Lean Spin-Off: What you can learn from Jack Stack about growing your company via spin-off
For the better part of 4 years I led a team to find, fund and launch new web businesses on behalf of a mid-market company. My client was generating cash hand over fist, but they knew their business model and market were likely short-lived (highly regulated, faltering demand).
We set out to quickly and cheaply develop new web-based products & services in their vertical. We identified a few promising opportunities, but we were struggling to find a workable and repeatable process for launching these spinoffs. That is until I happened upon the book, "A Stake in the Outcome" by Jack Stack and Bo Burlingham (of "Great Game of Business" fame). It's a good read if you're interested in open-book management, but the key gems for our project were buried deep.
/ Jack Stack "A Stake in the Outcome"
Back story: Jack Stack and his management team took over a failing engine re-manufacturing company and over time turned it into a growing, profitable employee-owned company. But a number of years into the turn-around they faced a tough challenge - generating enough cash to payout employee-shareholders who retired, left the company, or simply wanted to sell their shares. Big liability headache.
After trials and tribulations, Stack and his management team found a solution. Build equity in spin-off companies and use the equity they built to fund the Mothership's ESOP liabilities. Their method:
Find a leader to build the spinoff, who:
understands the startup process
knows how to make the most of limited resources
has skin in the game (equity, pay for performance)
aligns their interests (goal: equity growth)
Determine a single project to develop that:
solves a problem for the Mothership
meets demand of Mothership's customers (non-core)
Fund the new entity with a small loan.
See here: for eye-opening math
Build overhead absorber
overhead starts from day one
generate cash
Build for cash
build the company around cash cycles
large % payments up front
recurring revenue/long-term partnerships
Never-never-never risk the Mothership
external offices
external operations
external people
separate financials
Scale for equity
build scalable sales engine
build scalable product
build scalable systems
According to the book, in 5 years they built enough equity in spinoffs to fund projected ESOP liabilities (this is a few biz cycles back, so I'd love to see an update).
Bottom line: Every business owner I've ever known has a surplus of opportunities.

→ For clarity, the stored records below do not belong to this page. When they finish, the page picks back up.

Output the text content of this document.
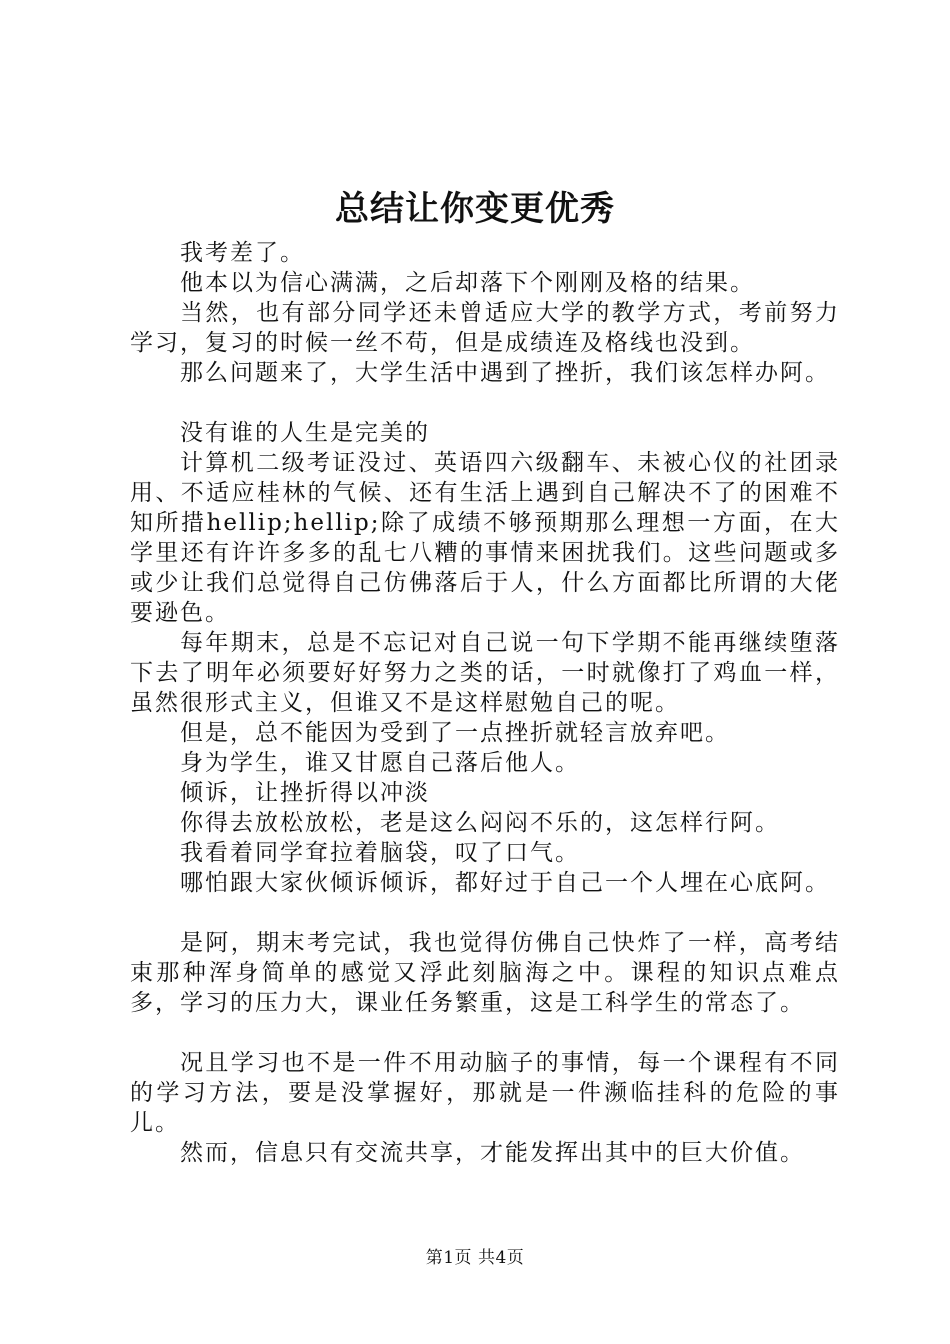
总结让你变更优秀

我考差了。

他本以为信心满满，之后却落下个刚刚及格的结果。

当然，也有部分同学还未曾适应大学的教学方式，考前努力学习，复习的时候一丝不苟，但是成绩连及格线也没到。

那么问题来了，大学生活中遇到了挫折，我们该怎样办阿。

没有谁的人生是完美的

计算机二级考证没过、英语四六级翻车、未被心仪的社团录用、不适应桂林的气候、还有生活上遇到自己解决不了的困难不知所措hellip;hellip;除了成绩不够预期那么理想一方面，在大学里还有许许多多的乱七八糟的事情来困扰我们。这些问题或多或少让我们总觉得自己仿佛落后于人，什么方面都比所谓的大佬要逊色。

每年期末，总是不忘记对自己说一句下学期不能再继续堕落下去了明年必须要好好努力之类的话，一时就像打了鸡血一样，虽然很形式主义，但谁又不是这样慰勉自己的呢。

但是，总不能因为受到了一点挫折就轻言放弃吧。

身为学生，谁又甘愿自己落后他人。

倾诉，让挫折得以冲淡

你得去放松放松，老是这么闷闷不乐的，这怎样行阿。

我看着同学耷拉着脑袋，叹了口气。

哪怕跟大家伙倾诉倾诉，都好过于自己一个人埋在心底阿。

是阿，期末考完试，我也觉得仿佛自己快炸了一样，高考结束那种浑身简单的感觉又浮此刻脑海之中。课程的知识点难点多，学习的压力大，课业任务繁重，这是工科学生的常态了。

况且学习也不是一件不用动脑子的事情，每一个课程有不同的学习方法，要是没掌握好，那就是一件濒临挂科的危险的事儿。

然而，信息只有交流共享，才能发挥出其中的巨大价值。

第1页 共4页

They see the inefficiencies in their own business, are plagued by expensive component parts, wish for better suppliers, see the needs in their market and have tried over and again to get their employees to tackle these opportunities.
These same entrepreneurs would be exploiting these inefficiencies and building more companies if they had the time/energy. But there are only so many hours in the day.
We found Jack Stack's model and a bit of Steven Blank's "Epiphany" book to be the best model available. In future posts I'll talk a bit more about lessons learned.
Until then, one hint: Finding the right leader is the key constraint. It's surprisingly hard to find the right person to lead the charge.